Extracellular signal-regulated kinases 1 and 2 (ERK1/2) are central mediators of cardiac hypertrophy and are discussed as potential therapeutic targets. However, direct inhibition of ERK1/2 leads to exacerbated cardiomyocyte death and impaired heart function. We have previously identified ERKThr188 autophosphorylation as a regulatory phosphorylation of ERK1/2 that is a key factor in cardiac hypertrophy. Here, we investigated whether interference with ERKThr188 phosphorylation permits the impairment of ERK1/2-mediated cardiac hypertrophy without increasing cardiomyocyte death. The impact of ERKThr188 phosphorylation on cardiomyocyte hypertrophy and cell survival was analyzed in isolated cells and in mice using the mutant ERK2(T188A), which is dominant-negative for ERKThr188 signaling.

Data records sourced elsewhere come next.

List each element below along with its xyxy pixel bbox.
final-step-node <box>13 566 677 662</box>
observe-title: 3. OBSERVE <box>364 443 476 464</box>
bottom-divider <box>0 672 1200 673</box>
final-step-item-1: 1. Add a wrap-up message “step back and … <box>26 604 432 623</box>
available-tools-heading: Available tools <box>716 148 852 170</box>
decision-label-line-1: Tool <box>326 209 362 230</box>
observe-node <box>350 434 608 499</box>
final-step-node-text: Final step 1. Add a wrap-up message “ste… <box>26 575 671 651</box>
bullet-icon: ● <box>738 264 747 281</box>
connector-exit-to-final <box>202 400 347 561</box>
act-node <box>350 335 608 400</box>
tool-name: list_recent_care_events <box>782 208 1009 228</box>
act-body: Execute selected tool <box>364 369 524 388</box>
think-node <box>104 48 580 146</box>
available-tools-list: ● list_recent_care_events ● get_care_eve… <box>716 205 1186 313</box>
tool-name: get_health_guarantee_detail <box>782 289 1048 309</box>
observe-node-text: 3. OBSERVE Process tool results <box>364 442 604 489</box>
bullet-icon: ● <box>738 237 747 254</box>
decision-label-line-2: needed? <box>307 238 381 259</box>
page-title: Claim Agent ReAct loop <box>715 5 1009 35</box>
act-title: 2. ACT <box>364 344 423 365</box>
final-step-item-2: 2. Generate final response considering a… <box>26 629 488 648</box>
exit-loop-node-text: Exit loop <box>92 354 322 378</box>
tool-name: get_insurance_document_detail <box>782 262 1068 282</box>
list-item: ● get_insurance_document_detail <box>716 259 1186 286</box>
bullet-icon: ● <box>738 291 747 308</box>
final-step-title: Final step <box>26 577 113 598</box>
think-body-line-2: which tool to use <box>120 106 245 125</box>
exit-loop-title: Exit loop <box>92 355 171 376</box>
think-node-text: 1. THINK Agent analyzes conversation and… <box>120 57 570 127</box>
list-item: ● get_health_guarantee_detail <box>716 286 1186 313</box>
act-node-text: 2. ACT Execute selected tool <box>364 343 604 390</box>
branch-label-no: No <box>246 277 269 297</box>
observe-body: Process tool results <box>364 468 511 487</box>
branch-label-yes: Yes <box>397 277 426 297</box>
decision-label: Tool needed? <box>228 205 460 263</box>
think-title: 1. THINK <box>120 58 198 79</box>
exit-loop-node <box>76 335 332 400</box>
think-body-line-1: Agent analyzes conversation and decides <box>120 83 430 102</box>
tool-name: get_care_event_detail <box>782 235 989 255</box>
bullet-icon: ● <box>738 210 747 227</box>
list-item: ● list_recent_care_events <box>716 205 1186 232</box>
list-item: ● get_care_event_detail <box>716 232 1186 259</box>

ERK2(T188A) efficiently attenuated cardiomyocyte hypertrophic responses to phenylephrine and to chronic pressure overload, but it affected neither antiapoptotic ERK1/2 signaling nor overall physiological cardiac function. In contrast to its inhibition of pathological hypertrophy, ERK2(T188A) did not interfere with physiological cardiac growth occurring with age or upon voluntary exercise. A preferential role of ERKThr188 phosphorylation in pathological types of hypertrophy was also seen in patients with aortic valve stenosis: ERKThr188 phosphorylation was increased 8.5 +/- 1.3-fold in high-gradient, rapidly progressing cases (>= 40 mmHg gradient), whereas in low-gradient, slowly progressing cases, the increase was not significant. Because interference with ERKThr188 phosphorylation (i) inhibits pathological hypertrophy and (ii) does not impair antiapoptotic ERK1/2 signaling and because ERKThr188 phosphorylation shows strong prevalence for aortic stenosis patients with rapidly progressing course, we conclude that interference with ERKThr188 phosphorylation offers the possibility to selectively address pathological types of cardiac hypertrophy.